I figure that, too. The problem is that he doesn't really get that she's actually being really selfish and inconsiderate, and I am not sure how to make him see that without also making him feel that I'm attacking his mother, which would probably just cause him more stress.

I usually do most things around the house, so that he can unwind when he's home. I'm jobless at the moment, so that's easy for me to do. I've tried to offer to help her with stuff, but she really only wants his help. She has also told her boyfriend that if he needs help with anything, then he is free to ask my husband. And that man is a bit of an idiot, so he takes full advantage of that "offer" too. She has also told her girlfriends to go ahead and ask my husband for help. Now that he's on extended sick leave, I'm really hoping that he will get some much needed rest, but I'm worried that she will just think it means that he has more time to help with Stuff. All of a sudden, she is really eager to help us around the house, with some painting that needs doing and things like that. He thinks we should let her, because she really wants to help. I have no doubt that she really does want to be nice and helpful, but I'm also pretty sure that she will feel entitled to favors in return, afterwards.

Avatar for sunset5000
Community Leader
Registered: 10-10-2007
Sun, 09-08-2013 - 4:03pm

Wow!!  "in my opinion"  it sounds like your mother in law knows exactly what she is doing!!  

First, welcome to our board and thank you for coming here and sharing!!  Second, you sound like such a wonderful wife, to be so supportive and understanding of your husband's depression, how wonderful of a wife he must have!!  He is a lucky man Smile  

I agree with what the other poster wrote about seeking professional help, such as a counselor or therapist.  Is that an option?  I suggest that because as you mentioned, if you yourself go directly and discuss this with his mother, it could turn bad and he could in turn be upset with you.  And, if he does not seem to see the situation as you described, maybe a third person (counselor) can explain what may be occuring, because it does not sound healthy for your husband or for you either.  Does that help or make sense?

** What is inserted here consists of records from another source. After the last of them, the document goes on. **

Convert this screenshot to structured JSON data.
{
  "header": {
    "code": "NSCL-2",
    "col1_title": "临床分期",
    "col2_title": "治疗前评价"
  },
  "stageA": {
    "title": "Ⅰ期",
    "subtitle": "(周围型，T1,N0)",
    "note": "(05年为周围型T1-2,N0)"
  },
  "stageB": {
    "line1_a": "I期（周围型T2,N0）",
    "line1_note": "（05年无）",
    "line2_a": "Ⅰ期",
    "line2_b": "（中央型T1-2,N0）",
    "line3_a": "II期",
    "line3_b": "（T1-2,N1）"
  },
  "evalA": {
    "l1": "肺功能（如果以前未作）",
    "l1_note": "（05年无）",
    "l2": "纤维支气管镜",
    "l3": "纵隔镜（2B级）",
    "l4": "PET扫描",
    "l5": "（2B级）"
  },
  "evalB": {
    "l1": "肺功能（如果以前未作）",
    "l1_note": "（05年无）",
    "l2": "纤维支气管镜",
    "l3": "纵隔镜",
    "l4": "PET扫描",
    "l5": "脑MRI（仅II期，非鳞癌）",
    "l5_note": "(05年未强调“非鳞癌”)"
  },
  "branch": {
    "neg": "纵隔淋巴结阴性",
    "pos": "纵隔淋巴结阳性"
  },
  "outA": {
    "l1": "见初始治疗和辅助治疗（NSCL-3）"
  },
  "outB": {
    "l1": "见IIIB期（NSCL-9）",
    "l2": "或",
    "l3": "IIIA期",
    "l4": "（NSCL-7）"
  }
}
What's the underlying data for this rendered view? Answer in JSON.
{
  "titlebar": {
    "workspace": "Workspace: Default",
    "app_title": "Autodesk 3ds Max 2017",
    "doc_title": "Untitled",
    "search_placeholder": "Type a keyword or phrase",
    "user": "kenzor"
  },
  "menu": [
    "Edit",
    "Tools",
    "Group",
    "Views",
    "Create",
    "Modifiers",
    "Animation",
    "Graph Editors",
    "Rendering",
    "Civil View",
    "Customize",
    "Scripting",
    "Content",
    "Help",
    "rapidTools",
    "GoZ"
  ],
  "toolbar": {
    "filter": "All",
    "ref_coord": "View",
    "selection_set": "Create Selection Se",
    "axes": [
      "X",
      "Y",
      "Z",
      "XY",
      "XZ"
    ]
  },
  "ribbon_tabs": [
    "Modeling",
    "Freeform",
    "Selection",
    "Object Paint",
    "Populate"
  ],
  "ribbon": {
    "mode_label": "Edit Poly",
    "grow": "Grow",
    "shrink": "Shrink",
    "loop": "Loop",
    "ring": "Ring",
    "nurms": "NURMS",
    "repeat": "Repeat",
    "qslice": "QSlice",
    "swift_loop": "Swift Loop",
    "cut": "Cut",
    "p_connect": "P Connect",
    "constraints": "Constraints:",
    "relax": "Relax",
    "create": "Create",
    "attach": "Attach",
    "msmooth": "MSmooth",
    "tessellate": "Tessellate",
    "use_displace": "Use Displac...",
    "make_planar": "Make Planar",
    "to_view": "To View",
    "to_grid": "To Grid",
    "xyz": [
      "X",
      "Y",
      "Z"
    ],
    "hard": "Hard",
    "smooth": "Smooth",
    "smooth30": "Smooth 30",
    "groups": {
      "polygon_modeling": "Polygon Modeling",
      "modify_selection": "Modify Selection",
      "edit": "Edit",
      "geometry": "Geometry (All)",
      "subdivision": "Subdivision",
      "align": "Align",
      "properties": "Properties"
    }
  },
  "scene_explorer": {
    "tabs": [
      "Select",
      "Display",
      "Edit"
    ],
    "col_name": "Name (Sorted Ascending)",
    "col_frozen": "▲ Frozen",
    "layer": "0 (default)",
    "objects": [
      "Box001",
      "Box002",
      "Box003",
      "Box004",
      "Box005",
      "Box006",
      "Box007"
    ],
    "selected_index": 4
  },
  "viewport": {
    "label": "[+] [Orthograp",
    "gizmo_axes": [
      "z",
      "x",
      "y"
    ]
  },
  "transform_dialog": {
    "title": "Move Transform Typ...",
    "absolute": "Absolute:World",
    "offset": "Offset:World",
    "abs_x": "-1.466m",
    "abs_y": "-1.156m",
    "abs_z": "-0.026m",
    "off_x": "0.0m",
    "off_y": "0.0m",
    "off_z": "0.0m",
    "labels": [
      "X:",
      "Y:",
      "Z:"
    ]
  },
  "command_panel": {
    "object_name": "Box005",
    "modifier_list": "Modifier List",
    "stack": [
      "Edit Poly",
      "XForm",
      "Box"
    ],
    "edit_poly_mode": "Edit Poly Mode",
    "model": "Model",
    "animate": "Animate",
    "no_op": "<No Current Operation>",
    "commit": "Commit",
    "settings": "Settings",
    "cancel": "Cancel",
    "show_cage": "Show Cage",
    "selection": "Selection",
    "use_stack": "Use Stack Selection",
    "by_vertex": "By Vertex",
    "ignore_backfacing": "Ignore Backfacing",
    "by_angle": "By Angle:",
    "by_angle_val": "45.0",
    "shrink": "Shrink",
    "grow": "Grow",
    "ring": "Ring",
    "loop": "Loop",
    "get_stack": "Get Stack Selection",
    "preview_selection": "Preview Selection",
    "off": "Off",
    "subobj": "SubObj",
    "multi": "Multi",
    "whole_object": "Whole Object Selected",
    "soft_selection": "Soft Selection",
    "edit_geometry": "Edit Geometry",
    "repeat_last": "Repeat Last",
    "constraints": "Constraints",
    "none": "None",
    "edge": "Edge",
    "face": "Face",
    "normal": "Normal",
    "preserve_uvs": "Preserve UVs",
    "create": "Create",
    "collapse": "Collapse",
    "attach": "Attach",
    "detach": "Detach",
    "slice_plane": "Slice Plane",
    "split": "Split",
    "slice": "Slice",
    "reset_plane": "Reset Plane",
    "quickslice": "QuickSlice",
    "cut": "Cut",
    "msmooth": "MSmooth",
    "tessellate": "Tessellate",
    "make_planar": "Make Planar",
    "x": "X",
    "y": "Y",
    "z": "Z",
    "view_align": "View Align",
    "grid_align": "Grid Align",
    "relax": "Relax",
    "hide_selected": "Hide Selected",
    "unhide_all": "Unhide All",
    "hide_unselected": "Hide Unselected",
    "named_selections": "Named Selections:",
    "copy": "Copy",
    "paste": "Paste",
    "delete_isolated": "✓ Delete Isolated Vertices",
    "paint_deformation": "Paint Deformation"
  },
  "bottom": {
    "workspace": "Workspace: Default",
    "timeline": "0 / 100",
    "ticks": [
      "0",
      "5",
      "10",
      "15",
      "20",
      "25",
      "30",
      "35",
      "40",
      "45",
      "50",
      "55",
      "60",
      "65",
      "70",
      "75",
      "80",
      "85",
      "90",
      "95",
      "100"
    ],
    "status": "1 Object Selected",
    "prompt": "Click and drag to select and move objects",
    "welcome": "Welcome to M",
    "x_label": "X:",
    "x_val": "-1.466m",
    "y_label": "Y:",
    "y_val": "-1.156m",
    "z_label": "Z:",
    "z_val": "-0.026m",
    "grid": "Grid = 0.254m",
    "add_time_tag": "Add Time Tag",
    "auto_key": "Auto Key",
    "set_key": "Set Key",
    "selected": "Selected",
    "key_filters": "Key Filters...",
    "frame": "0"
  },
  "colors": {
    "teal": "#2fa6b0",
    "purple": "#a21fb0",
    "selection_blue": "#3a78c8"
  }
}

I hope I did not say anything out of line or offensive.  It sounds like your MIL is taking advantage of your husband and it sounds very serious, that I am thinking a third person sitting down and talking with you and your husband may be beneficial.  Just my thoughts....

Avatar for sossa1989
iVillage Member
Registered: 01-21-2012
Fri, 09-27-2013 - 3:44pm

Hiiiii

I have no idea how to help with your MIL !! she is something !! but may i suggest trying somthing you can take charge of. what i mean is knowledge is really key when it comes to deppression and these stuff, so let him educate himself and understand himself better to be able to control his stress levels and feelings.

Medication does help but i think its more about your own power and control over your feelings, pushing yourself to positive thinking, finding inner peace ( could be though yoga, meditation, a trip to some island, aromamassages), cuz you are always gonna find yourself in bad situations, so instead of trying to control these situations, its better to learn how to control your reactions to them. A councler could help with this, but i got most of best help through books and research and stuff.

Best of luck, he is so lucky to have you.